Description : L’affaire Virginia Giuffre c. Prince Andrew | Harcèlement sexuel


Le juge britannique, le prince Andrew, a appelé mardi un juge américain à abandonner le dossier d’une femme accusée de l’avoir forcé à avoir des relations sexuelles il y a 20 ans à l’âge de 17 ans.

Andrew a déclaré que l’affaire contre Virginia Giuffre, maintenant âgée de 38 ans, est sans fondement. Giuffre a également poursuivi le collègue d’Andrew, l’ancien ministre des Finances Jeffrey Epstein, en 2009 pour l’avoir prétendument violé en 1998 à l’âge de 15 ans.

Wamba accord pour régler entre Epstein et Giuffre a été annoncé lundi devant un tribunal fédéral de Manhattan, un accord qui pourrait affecter son dossier contre le prince.

Voici un résumé de l’affaire et ce qu’Andrew voulait dire :

Quelles sont les réclamations de Giuffre contre Andrew ?

Giuffre, également connue sous le nom de Virginia Roberts, a déposé une plainte contre Andrew à New York en 2021, alléguant qu’il l’avait violée et battue.
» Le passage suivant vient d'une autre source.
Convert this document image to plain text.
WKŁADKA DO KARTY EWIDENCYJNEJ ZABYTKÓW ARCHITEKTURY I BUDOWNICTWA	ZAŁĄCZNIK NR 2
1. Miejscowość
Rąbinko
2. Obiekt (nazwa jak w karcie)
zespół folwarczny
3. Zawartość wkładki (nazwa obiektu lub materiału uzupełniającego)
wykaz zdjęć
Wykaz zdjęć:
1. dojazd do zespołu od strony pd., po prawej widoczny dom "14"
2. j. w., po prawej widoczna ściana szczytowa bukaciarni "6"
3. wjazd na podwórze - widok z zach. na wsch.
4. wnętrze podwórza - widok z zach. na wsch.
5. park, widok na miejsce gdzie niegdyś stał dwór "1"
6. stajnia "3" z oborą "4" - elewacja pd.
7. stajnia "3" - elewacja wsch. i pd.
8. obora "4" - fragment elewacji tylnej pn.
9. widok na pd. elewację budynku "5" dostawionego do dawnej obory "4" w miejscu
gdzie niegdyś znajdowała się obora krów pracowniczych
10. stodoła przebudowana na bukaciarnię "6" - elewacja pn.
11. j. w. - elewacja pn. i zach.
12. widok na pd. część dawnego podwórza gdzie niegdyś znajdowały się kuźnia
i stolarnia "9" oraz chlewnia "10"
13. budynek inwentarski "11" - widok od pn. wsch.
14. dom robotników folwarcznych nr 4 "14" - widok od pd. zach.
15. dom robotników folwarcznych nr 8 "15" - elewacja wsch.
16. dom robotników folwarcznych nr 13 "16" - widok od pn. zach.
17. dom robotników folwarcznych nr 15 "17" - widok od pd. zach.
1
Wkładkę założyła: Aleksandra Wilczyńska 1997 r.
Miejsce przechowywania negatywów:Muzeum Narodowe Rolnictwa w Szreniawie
Giuffre a déclaré qu’Andrew l’avait forcée à avoir des relations sexuelles dans la maison londonienne de Ghislaine Maxwell, une actrice britannique et ancienne amie d’Epstein et de la succession d’Epstein.

Epstein s’est suicidé dans la prison de Manhattan en 2019 à l’âge de 66 ans en attendant son procès pour agression sexuelle. Maxwell, 60 ans, était jugé le 29 décembre de trafic sexuel et d’autres crimes.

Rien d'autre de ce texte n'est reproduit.